In an exuberant video update on HB 89, Antidiscrimination Act Amendments, bill sponsor Christine Johnson explained that House Business and Labor Committee Chair Stephen D. Clark, R-Provo, asked that the bill be held until an interim session of the legislature rather than decided upon in this session.
"House Bill 89 was brought back to committee, not for discussion, but to decide bhow to proceed," Johnson said in the video statement. "It was recognized by committee members that there is such a huge learning curve in understanding the gay, lesbian, bisexual and transgender community, and particularly the transgender community."
"For many community members, meeting Ariana [Losco] was the first time they have ever had a transgender person sit in front of them and offer testimony," Johnson continued. Losco was one of three people who spoke in favor of the bill when it came before the committee Jan. 26. She has been fired from her job as a health care worker after agreeing to an interview with the Associated Press about her treatment at Rocky Mountain Health Care, a nursing home in Tooele.
"Many of the committee members approached me outside of the committee and said, 'We have som many questions,'" continued Johnson. "Because of this, Rep. Clark has asked that H89 be sent to interim for further study."
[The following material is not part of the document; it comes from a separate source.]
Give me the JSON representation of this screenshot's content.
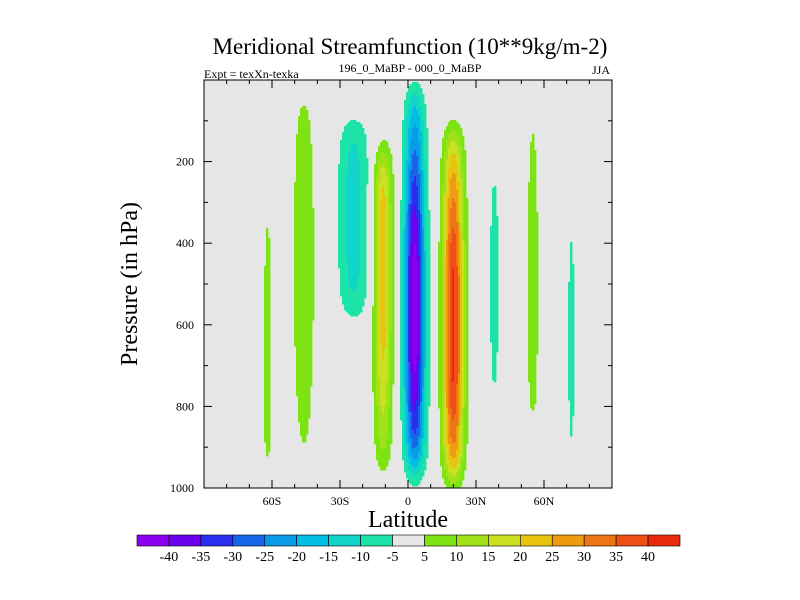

"This is tremendous. In fact, I don't think we could ask for a better outcome," she said.
Indeed, most believed that a Utah "ENDA" bill would take ten years or more to get past the legislature, based on how long it took to pass hate crime legislation, albeit without specific gay and lesbian protection. Conventional wisdom held that the bill would fail outright in the committee and never se a flor vote.
"It's one thing to try to pass a bill without educating the committee and the community at large," said Johnson. "It's something else to help people understand how discrimination impacts our community and the community at large."
Johnson went on to ask that people contact the committee members and thank them for understanding that the issue is complex and "hugely important."
"Rather than deal with such an important issue as a 20-minute agenda item, committee leadership expressed the desire to learn more about the discrimination faced by members of’s lesbian, gay, bisexual and transgender community," Equality Utah Executive Director Mike Thompson wrote in a statement after the decision. "We believe committee members were moved by Ariana Losco’s courageous testimony. Ariana’s testimony may very well have been the first experience committee members had with a transgender person. As a result, the first step toward breaking down the barriers of stereotypes may have been taken."